Circa’s experts evaluating a piece.
They have weekly meetings via the Skype satellite phone system (along with special Circa cameras), and the experts are brought to the company’s New York headquarters five or six times every year for about a week at a time.

Does Chris have a favorite type of jewelry? Sure does. It’s watches, and Chris will often buy them for himself. He loves and is inspired by the Art Deco period, particularly Cartier, and he is a connoisseur of Raymond Yard designs (recently purchasing a platinum and gemstone charm bracelet created by this former jeweler to New York’s social elite during a trip to California).

Back to business, Chris is particularly proud of three pieces of jewelry that have passed through the portals of Circa: a 19th Century Russian diamond necklace; a 50-carat cushion-cut canary yellow diamond that Chris purchased in Geneva and dubbed the “Circa Diamond”, and a late 18th Century English tiara. But it isn’t just the jewelry that motivates this entrepreneur. “We not only created something new, I can’t think of a more creative business than Circa. It is also a place where the people in it can change and grow. Underneath it all, I believe in a meritocracy where people who have ideas and are self made can achieve.”
Platinum, Sapphire and Diamond Boucheron ear clips. Van Cleef and Arpels Stone Encrusted Bird Pins.
Polo is perhaps the most visible expression of Chris’ can-do philosophy. Like so many of us, Chris had a penchant for horses when he was a youngster but no way of indulging his interest. With the initial success of Circa, Chris used profits to sponsor polo matches, because the game involved horses and had a luxury profile not unlike his high-end jewelry business. About three years ago, an article in The New York Times focusing on the Southampton Polo Club inspired a spontaneous trip to the East End. “I had to fudge my riding experience since I had none,” but that day on a polo pony was the impetus for Chris’ dedicated hobby.

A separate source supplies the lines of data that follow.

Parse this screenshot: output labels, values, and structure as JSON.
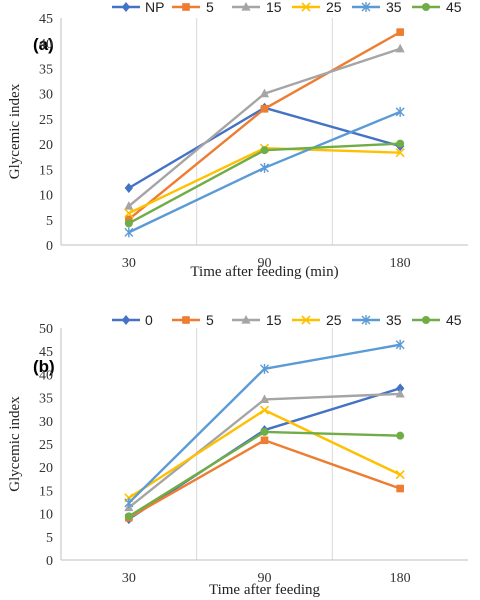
{
  "chart_data": [
    {
      "type": "line",
      "panel_label": "(a)",
      "x": [
        "30",
        "90",
        "180"
      ],
      "xlabel": "Time after feeding (min)",
      "ylabel": "Glycemic index",
      "ylim": [
        0,
        45
      ],
      "ytick_step": 5,
      "grid": "vertical",
      "legend_position": "top",
      "series": [
        {
          "name": "NP",
          "color": "#4472C4",
          "marker": "diamond",
          "values": [
            11.3,
            27.2,
            19.6
          ]
        },
        {
          "name": "5",
          "color": "#ED7D31",
          "marker": "square",
          "values": [
            5.1,
            27.0,
            42.2
          ]
        },
        {
          "name": "15",
          "color": "#A5A5A5",
          "marker": "triangle",
          "values": [
            7.7,
            30.0,
            38.9
          ]
        },
        {
          "name": "25",
          "color": "#FFC000",
          "marker": "x",
          "values": [
            6.3,
            19.2,
            18.3
          ]
        },
        {
          "name": "35",
          "color": "#5B9BD5",
          "marker": "star",
          "values": [
            2.5,
            15.3,
            26.4
          ]
        },
        {
          "name": "45",
          "color": "#70AD47",
          "marker": "circle",
          "values": [
            4.3,
            18.8,
            20.1
          ]
        }
      ]
    },
    {
      "type": "line",
      "panel_label": "(b)",
      "x": [
        "30",
        "90",
        "180"
      ],
      "xlabel": "Time after feeding",
      "ylabel": "Glycemic index",
      "ylim": [
        0,
        50
      ],
      "ytick_step": 5,
      "grid": "vertical",
      "legend_position": "top",
      "series": [
        {
          "name": "0",
          "color": "#4472C4",
          "marker": "diamond",
          "values": [
            8.8,
            28.0,
            37.0
          ]
        },
        {
          "name": "5",
          "color": "#ED7D31",
          "marker": "square",
          "values": [
            9.1,
            25.8,
            15.4
          ]
        },
        {
          "name": "15",
          "color": "#A5A5A5",
          "marker": "triangle",
          "values": [
            11.3,
            34.6,
            35.8
          ]
        },
        {
          "name": "25",
          "color": "#FFC000",
          "marker": "x",
          "values": [
            13.4,
            32.3,
            18.4
          ]
        },
        {
          "name": "35",
          "color": "#5B9BD5",
          "marker": "star",
          "values": [
            12.3,
            41.2,
            46.4
          ]
        },
        {
          "name": "45",
          "color": "#70AD47",
          "marker": "circle",
          "values": [
            9.4,
            27.6,
            26.8
          ]
        }
      ]
    }
  ]
}
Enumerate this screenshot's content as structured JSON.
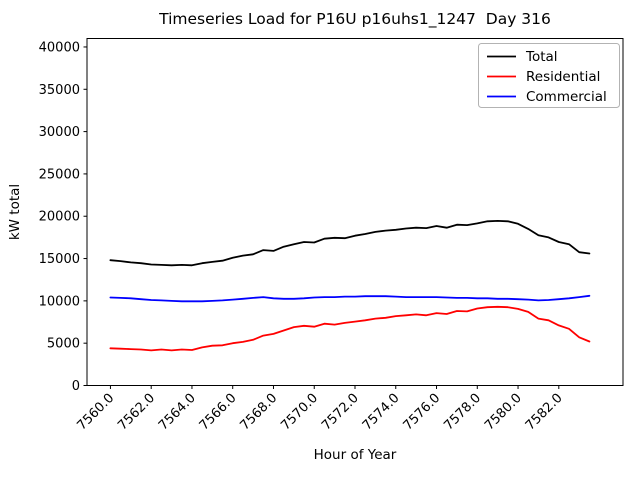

A quick study, he began playing polo right away and already owns his own Polo Team, playing the circuit in New York, Argentina, and Palm Beach. On his own time, the divorcé can be spotted on Long Island’s East End, having one of the tasty breakfasts at Estia in Sag Harbor or spending private time with his 8 year-old son and six year-old daughter who are definitely off-limits to the public.
Clockwise from top left: 10.14 Harry Winston Diamond Emerald Cut Platinum Ring; Pair of Platinum, Ruby, Sapphire, and Diamond Deco Bracelets; Silver and Gold Diamond Victorian Flower Pin; Victorian 1940’s yellow gold and diamond pin and earring set.
Platinum, Diamond and Pearl Edwardian Bow Pin. Silver and Gold old cut diamond Victorian chain.